濵﨑 香(UAゼンセン)
現在、労働者全体に占める非正規労働者の割合は3分の1を超えて過去最高水準となっている。それに伴い不安定雇用や賃金など処遇面での正規労働者との格差といった様々な問題も顕著化してきているが、とりわけ派遣労働については間接雇用による三者関係という特殊な雇用形態もあり、他の非正規雇用とはまた異なった複雑な問題を多数抱えている。私自身も派遣労働者としての就労経験から派遣労働の抱える様々な問題を身を以て実感してきた。

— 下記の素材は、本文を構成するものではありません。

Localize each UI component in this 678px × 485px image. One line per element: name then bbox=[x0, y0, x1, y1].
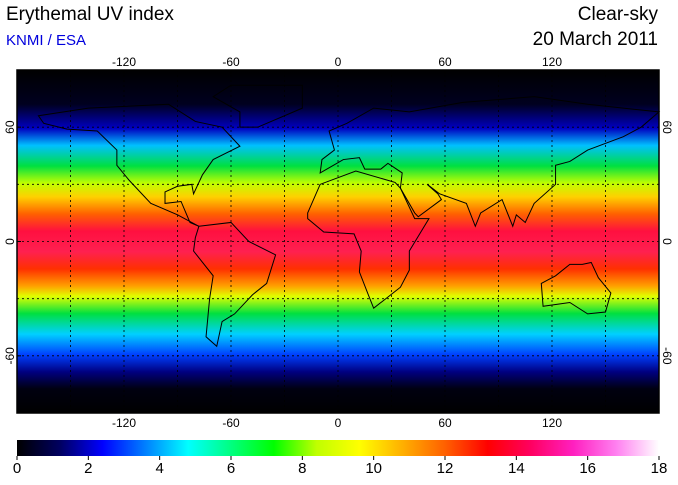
colorbar-label: 4 bbox=[155, 460, 163, 477]
colorbar-label: 0 bbox=[13, 460, 21, 477]
subtitle: KNMI / ESA bbox=[6, 32, 86, 49]
lat-label-right: 0 bbox=[660, 238, 674, 245]
lon-label-bottom: 120 bbox=[542, 416, 562, 430]
date: 20 March 2011 bbox=[533, 29, 658, 50]
lat-label-left: 60 bbox=[3, 120, 17, 134]
mode: Clear-sky bbox=[578, 4, 659, 25]
lon-label-bottom: 60 bbox=[438, 416, 452, 430]
lon-label-bottom: 0 bbox=[335, 416, 342, 430]
lon-label-top: -120 bbox=[112, 55, 136, 69]
colorbar-label: 6 bbox=[227, 460, 235, 477]
lon-label-bottom: -120 bbox=[112, 416, 136, 430]
coastline bbox=[540, 261, 612, 315]
title: Erythemal UV index bbox=[6, 4, 174, 25]
coastline bbox=[212, 84, 303, 128]
coastline bbox=[193, 221, 277, 348]
lon-label-top: -60 bbox=[222, 55, 240, 69]
lat-label-left: -60 bbox=[3, 347, 17, 365]
lon-label-top: 60 bbox=[438, 55, 452, 69]
colorbar-label: 18 bbox=[651, 460, 668, 477]
lon-label-top: 0 bbox=[335, 55, 342, 69]
lat-label-right: 60 bbox=[660, 120, 674, 134]
coastline bbox=[319, 96, 661, 228]
lat-label-left: 0 bbox=[3, 238, 17, 245]
lon-label-top: 120 bbox=[542, 55, 562, 69]
colorbar-label: 2 bbox=[84, 460, 92, 477]
lon-label-bottom: -60 bbox=[222, 416, 240, 430]
colorbar-label: 14 bbox=[508, 460, 525, 477]
colorbar-label: 16 bbox=[579, 460, 596, 477]
colorbar-label: 12 bbox=[437, 460, 454, 477]
colorbar-label: 10 bbox=[365, 460, 382, 477]
coastline bbox=[307, 170, 430, 309]
lat-label-right: -60 bbox=[660, 347, 674, 365]
colorbar bbox=[17, 440, 659, 456]
colorbar-label: 8 bbox=[298, 460, 306, 477]
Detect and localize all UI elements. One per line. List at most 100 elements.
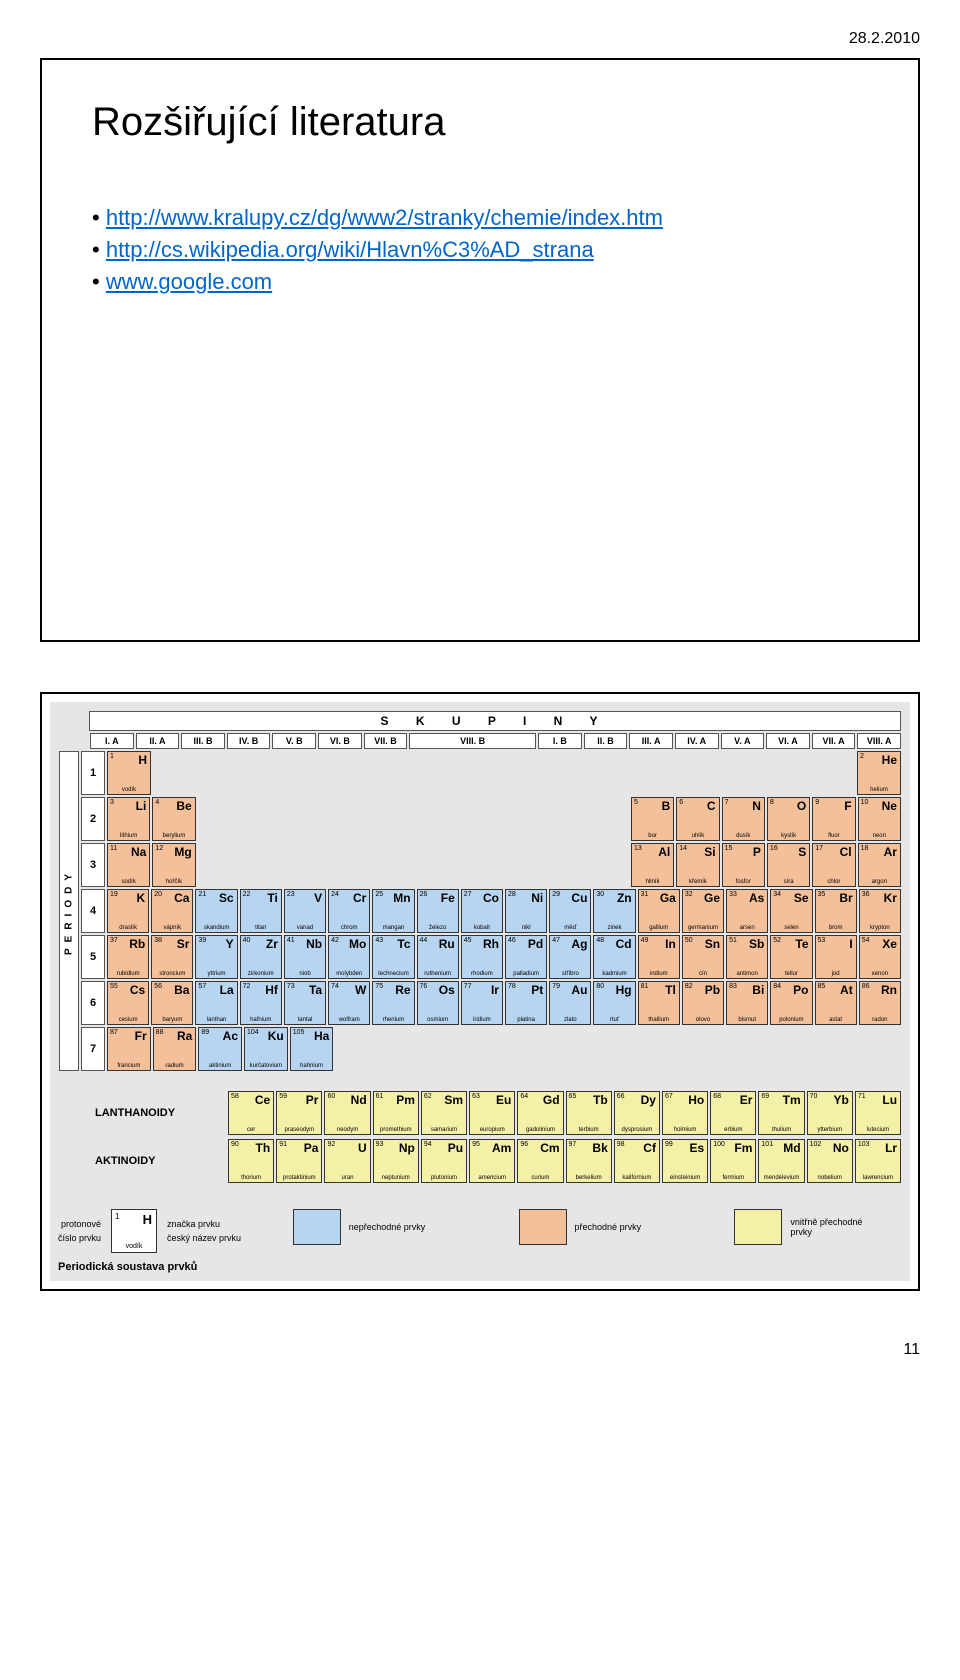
swatch-color — [293, 1209, 341, 1245]
element-cell: 7Ndusík — [722, 797, 765, 841]
element-cell: 93Npneptunium — [373, 1139, 419, 1183]
period-number: 6 — [81, 981, 105, 1025]
element-cell: 90Ththorium — [228, 1139, 274, 1183]
lanthanoids-cells: 58Cecer59Prpraseodym60Ndneodym61Pmpromet… — [227, 1090, 902, 1136]
legend-swatches: nepřechodné prvkypřechodné prvkyvnitřně … — [261, 1209, 902, 1245]
element-cell: 91Paprotaktinium — [276, 1139, 322, 1183]
element-cell: 89Acaktinium — [198, 1027, 242, 1071]
empty-cell — [728, 1027, 770, 1069]
empty-cell — [458, 797, 499, 839]
element-cell: 79Auzlato — [549, 981, 591, 1025]
element-cell: 87Frfrancium — [107, 1027, 151, 1071]
element-cell: 103Lrlawrencium — [855, 1139, 901, 1183]
group-header: II. A — [136, 733, 180, 749]
element-cell: 15Pfosfor — [722, 843, 765, 887]
empty-cell — [198, 843, 239, 885]
legend-sample-num: 1 — [115, 1212, 119, 1221]
empty-cell — [466, 1027, 508, 1069]
period-number: 7 — [81, 1027, 105, 1071]
legend-key-right-2: český název prvku — [167, 1233, 241, 1243]
element-cell: 14Sikřemík — [676, 843, 719, 887]
element-cell: 86Rnradon — [859, 981, 901, 1025]
empty-cell — [501, 843, 542, 885]
element-row: 11Nasodík12Mghořčík13Alhliník14Sikřemík1… — [106, 842, 902, 888]
element-cell: 13Alhliník — [631, 843, 674, 887]
empty-cell — [681, 751, 723, 793]
element-cell: 35Brbrom — [815, 889, 857, 933]
element-row: 1Hvodík 2Hehelium — [106, 750, 902, 796]
legend-key-left-1: protonové — [58, 1219, 101, 1229]
empty-cell — [641, 1027, 683, 1069]
element-cell: 25Mnmangan — [372, 889, 414, 933]
element-cell: 38Srstroncium — [151, 935, 193, 979]
element-cell: 100Fmfermium — [710, 1139, 756, 1183]
group-header: V. A — [721, 733, 765, 749]
element-cell: 32Gegermanium — [682, 889, 724, 933]
empty-cell — [373, 751, 415, 793]
element-cell: 85Atastat — [815, 981, 857, 1025]
element-cell: 39Yyttrium — [195, 935, 237, 979]
element-cell: 2Hehelium — [857, 751, 901, 795]
link-3[interactable]: www.google.com — [106, 269, 272, 294]
element-cell: 55Cscesium — [107, 981, 149, 1025]
group-header: I. A — [90, 733, 134, 749]
element-cell: 67Hoholmium — [662, 1091, 708, 1135]
empty-cell — [588, 843, 629, 885]
element-cell: 21Scskandium — [195, 889, 237, 933]
element-cell: 8Okyslík — [767, 797, 810, 841]
legend-key-left-2: číslo prvku — [58, 1233, 101, 1243]
page-date: 28.2.2010 — [40, 30, 920, 48]
element-cell: 54Xexenon — [859, 935, 901, 979]
empty-cell — [241, 751, 283, 793]
empty-cell — [505, 751, 547, 793]
period-number: 4 — [81, 889, 105, 933]
page-number: 11 — [40, 1341, 920, 1359]
element-cell: 29Cuměď — [549, 889, 591, 933]
empty-cell — [725, 751, 767, 793]
legend-sample-sym: H — [143, 1212, 152, 1227]
empty-cell — [335, 1027, 377, 1069]
element-cell: 98Cfkalifornium — [614, 1139, 660, 1183]
element-cell: 36Krkrypton — [859, 889, 901, 933]
actinoids-row: AKTINOIDY 90Ththorium91Paprotaktinium92U… — [89, 1138, 902, 1184]
element-cell: 105Hahahnium — [290, 1027, 334, 1071]
link-1[interactable]: http://www.kralupy.cz/dg/www2/stranky/ch… — [106, 205, 663, 230]
period-number: 3 — [81, 843, 105, 887]
group-header: IV. B — [227, 733, 271, 749]
element-cell: 33Asarsen — [726, 889, 768, 933]
element-cell: 102Nonobelium — [807, 1139, 853, 1183]
slide-periodic-table: S K U P I N Y I. AII. AIII. BIV. BV. BVI… — [40, 692, 920, 1291]
element-cell: 6Cuhlík — [676, 797, 719, 841]
element-cell: 71Lulutecium — [855, 1091, 901, 1135]
element-cell: 49Inindium — [638, 935, 680, 979]
slide-title: Rozšiřující literatura — [92, 100, 878, 145]
element-cell: 51Sbantimon — [726, 935, 768, 979]
element-cell: 97Bkberkelium — [566, 1139, 612, 1183]
empty-cell — [329, 751, 371, 793]
empty-cell — [328, 843, 369, 885]
element-cell: 92Uuran — [324, 1139, 370, 1183]
group-header: VIII. B — [409, 733, 536, 749]
lanthanoids-row: LANTHANOIDY 58Cecer59Prpraseodym60Ndneod… — [89, 1090, 902, 1136]
element-cell: 96Cmcurium — [517, 1139, 563, 1183]
element-cell: 16Ssíra — [767, 843, 810, 887]
empty-cell — [241, 797, 282, 839]
element-cell: 45Rhrhodium — [461, 935, 503, 979]
element-cell: 18Arargon — [858, 843, 901, 887]
period-number: 1 — [81, 751, 105, 795]
group-header: II. B — [584, 733, 628, 749]
element-cell: 43Tctechnecium — [372, 935, 414, 979]
element-cell: 70Ybytterbium — [807, 1091, 853, 1135]
link-2[interactable]: http://cs.wikipedia.org/wiki/Hlavn%C3%AD… — [106, 237, 594, 262]
empty-cell — [153, 751, 195, 793]
element-cell: 65Tbterbium — [566, 1091, 612, 1135]
element-cell: 56Babaryum — [151, 981, 193, 1025]
element-cell: 1Hvodík — [107, 751, 151, 795]
period-numbers: 1234567 — [80, 750, 106, 1072]
empty-cell — [414, 843, 455, 885]
group-header: III. B — [181, 733, 225, 749]
empty-cell — [371, 843, 412, 885]
element-cell: 28Ninikl — [505, 889, 547, 933]
element-cell: 69Tmthulium — [758, 1091, 804, 1135]
element-cell: 62Smsamarium — [421, 1091, 467, 1135]
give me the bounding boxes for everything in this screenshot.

それにも関わらず、安倍政権の下では現在「成長戦略」の名のもとに労働者保護ルールの改悪が次々に進められようとしており、労働者派遣法もさらなる規制緩和に向けて改正を目指しているところである。この改正法が成立すれば、企業は正社員をどんどん派遣社員に置き換え、派遣労働者はずっと派遣として固定化され、派遣労働がますます拡大し多くの労働者が「生涯派遣で低賃金」となるであろうことは想像に難くない。
本稿では、まず現在の労働者派遣制度が抱えている問題を、派遣労働者の現状や意識についての各種調査結果などを基に分析する。そして、労働者派遣法の制定から度重なる改定の経緯についてまとめた上で、今回の改正法案の問題点と、労働者派遣制度のあり方について考察する。